Une correspondance de haute volée

Publié le par Michel Monsay

Une correspondance de haute volée

Pendant dix ans, Anton Tchekhov et la belle Lydia Mizinova, chanteuse, actrice, traductrice et essayiste, qui inspira à l’écrivain russe la Nina de « La Mouette », vont multiplier les échanges épistolaires. Grâce à Nicolas Struve, leur correspondance, inédite en français, donne vie à un formidable spectacle interprété par David Gouhier et Stéphanie Schwartzbrod, tous deux très convaincants.
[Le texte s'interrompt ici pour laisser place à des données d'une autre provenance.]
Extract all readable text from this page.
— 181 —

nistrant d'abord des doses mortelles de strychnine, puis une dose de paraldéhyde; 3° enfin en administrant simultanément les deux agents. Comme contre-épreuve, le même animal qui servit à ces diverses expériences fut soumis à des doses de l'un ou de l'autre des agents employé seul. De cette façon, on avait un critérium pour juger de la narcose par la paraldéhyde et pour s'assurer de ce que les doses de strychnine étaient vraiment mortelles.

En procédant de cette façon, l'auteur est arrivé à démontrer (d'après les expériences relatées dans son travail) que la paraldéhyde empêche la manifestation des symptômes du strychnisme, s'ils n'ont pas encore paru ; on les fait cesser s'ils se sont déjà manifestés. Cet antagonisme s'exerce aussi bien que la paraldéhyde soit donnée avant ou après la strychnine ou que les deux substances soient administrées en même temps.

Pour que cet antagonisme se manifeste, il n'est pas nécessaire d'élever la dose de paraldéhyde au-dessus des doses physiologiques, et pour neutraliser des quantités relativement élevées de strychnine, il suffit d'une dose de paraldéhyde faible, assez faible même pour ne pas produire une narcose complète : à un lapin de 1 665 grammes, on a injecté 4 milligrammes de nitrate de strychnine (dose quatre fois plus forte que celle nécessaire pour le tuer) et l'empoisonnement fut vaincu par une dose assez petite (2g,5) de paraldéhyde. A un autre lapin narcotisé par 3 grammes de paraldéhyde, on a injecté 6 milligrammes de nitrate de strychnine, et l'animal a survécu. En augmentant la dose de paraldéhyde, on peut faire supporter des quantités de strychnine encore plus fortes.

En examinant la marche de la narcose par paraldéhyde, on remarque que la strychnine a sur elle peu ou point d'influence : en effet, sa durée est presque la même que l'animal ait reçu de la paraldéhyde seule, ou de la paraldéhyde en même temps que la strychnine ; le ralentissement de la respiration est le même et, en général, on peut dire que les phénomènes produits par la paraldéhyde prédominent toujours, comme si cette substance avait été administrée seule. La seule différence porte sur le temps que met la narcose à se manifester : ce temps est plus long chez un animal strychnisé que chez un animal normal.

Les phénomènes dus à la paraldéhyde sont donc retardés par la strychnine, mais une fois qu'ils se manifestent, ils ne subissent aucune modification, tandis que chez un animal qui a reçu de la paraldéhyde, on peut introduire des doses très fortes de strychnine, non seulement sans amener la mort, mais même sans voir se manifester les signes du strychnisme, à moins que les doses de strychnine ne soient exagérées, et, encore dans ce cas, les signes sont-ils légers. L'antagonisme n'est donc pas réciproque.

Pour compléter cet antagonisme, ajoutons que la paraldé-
Ce ne sont pas tant les personnages de Tchekhov et de Lika qu’ils incarnent que leur esprit. Un esprit joueur, primesautier, un désir fou de liberté dans cette Russie de la fin du XIXe siècle, une mélancolie débordante de vitalité, qui se teindra de couleurs plus sombres au fur et à mesure que les années avancent, et qu’ils ne cessent de se voir et de s’écrire, au tournant du siècle. C’est elle, l’écriture, qui est au cœur de la mise en scène de Nicolas Struve, qui inscrit ses deux acteurs dans une boîte noire comme un tableau d’écolier, remplie de feuilles de papier blanc qui s’envoleront ou resteront entassées dans les coins. Sur ces grandes pages noires du décor, Lika et Anton écrivent et dessinent à l’eau des fragments d’amour, deux êtres aussi acharnés à traquer les promesses de bonheur qu’à les laisser s’enfuir. Leur histoire épistolaire s’apparente à une cuisine pimentée d’un humour qui canalise l’amertume ou l’aigre-doux du sentiment amoureux sous une mousse légère de jeux où les mots de l’un se voient renvoyer la balle dans la réponse de l’autre. Ce spectacle, traversé de finesse et d'intelligence, s'ouvre et se referme sur des extraits de cette pièce emblématique du théâtre russe, qui le soir de sa première essuya un échec total.

A voir au Théâtre de la Reine blanche jusqu'au 9 octobre.